No. It just makes the *name* of the struct visible. The type's definition is
in the .c file and therefore not visible outside of read_stream.c.

Greetings,

Andres Freund



Re: ABI Compliance Checker GSoC Project

From
"David E. Wheeler"
Date:
On Jun 4, 2025, at 12:10, Andres Freund <andres@anarazel.de> wrote:

> No. It just makes the *name* of the struct visible.
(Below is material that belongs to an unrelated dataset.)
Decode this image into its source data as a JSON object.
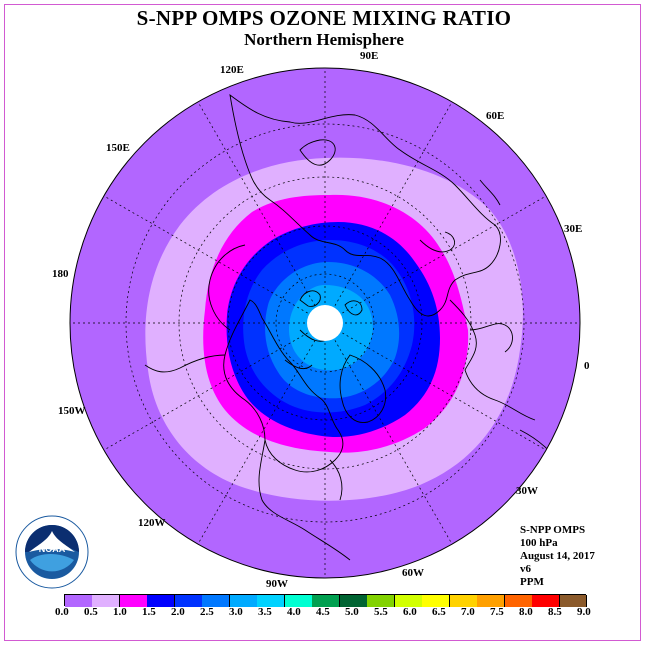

The type's definition is
> in the .c file and therefore not visible outside of read_stream.c.

Right, got it, thanks.

David


Attachment

Re: ABI Compliance Checker GSoC Project

From
Álvaro Herrera
Date:
On 2025-Jun-04, Mankirat Singh wrote:

> Here's the workflow I tried to compile
> $ ./configure CFLAGS="-Og -g -fvisibility=hidden"
> --prefix=/home/mankirat/install/REL_17_4
> $ make -j$(nproc)
> ........
> /usr/bin/ld: /home/mankirat/postgres/src/fe_utils/string_utils.c:1154:
> undefined reference to `PQserverVersion'
> /usr/bin/ld: /home/mankirat/postgres/src/fe_utils/string_utils.c:1156:
> undefined reference to `appendPQExpBufferChar'
> /usr/bin/ld: /home/mankirat/postgres/src/fe_utils/string_utils.c:1155:
> undefined reference to `appendPQExpBufferStr'
> /usr/bin/ld: /home/mankirat/postgres/src/fe_utils/string_utils.c:1164:
> undefined reference to `appendPQExpBufferStr'
> /usr/bin/ld: /home/mankirat/postgres/src/fe_utils/string_utils.c:1165:
> undefined reference to `appendPQExpBuffer'
> /usr/bin/ld: /home/mankirat/postgres/src/fe_utils/string_utils.c:1169:
> undefined reference to `termPQExpBuffer'
> /usr/bin/ld: /home/mankirat/postgres/src/fe_utils/string_utils.c:1170:
> undefined reference to `termPQExpBuffer'

Ah yeah, that doesn't work.  What confused me is that we do use
-fvisibility=hidden in our builds already, just not in this way; what we
do is put it in the CFLAGS specifically for "modules".  By adding it to
the overall CFLAGS I think you're breaking things for the linker
somehow, though I don't understand exactly how or why.  Anyway, it
doesn't look to me like adding -fvisibility=hidden to CFLAGS is a
viable solution, though maybe it is possible to get the build to play
nice.

-- 
Álvaro Herrera         PostgreSQL Developer  —  https://www.EnterpriseDB.com/
Syntax error: function hell() needs an argument.
Please choose what hell you want to involve.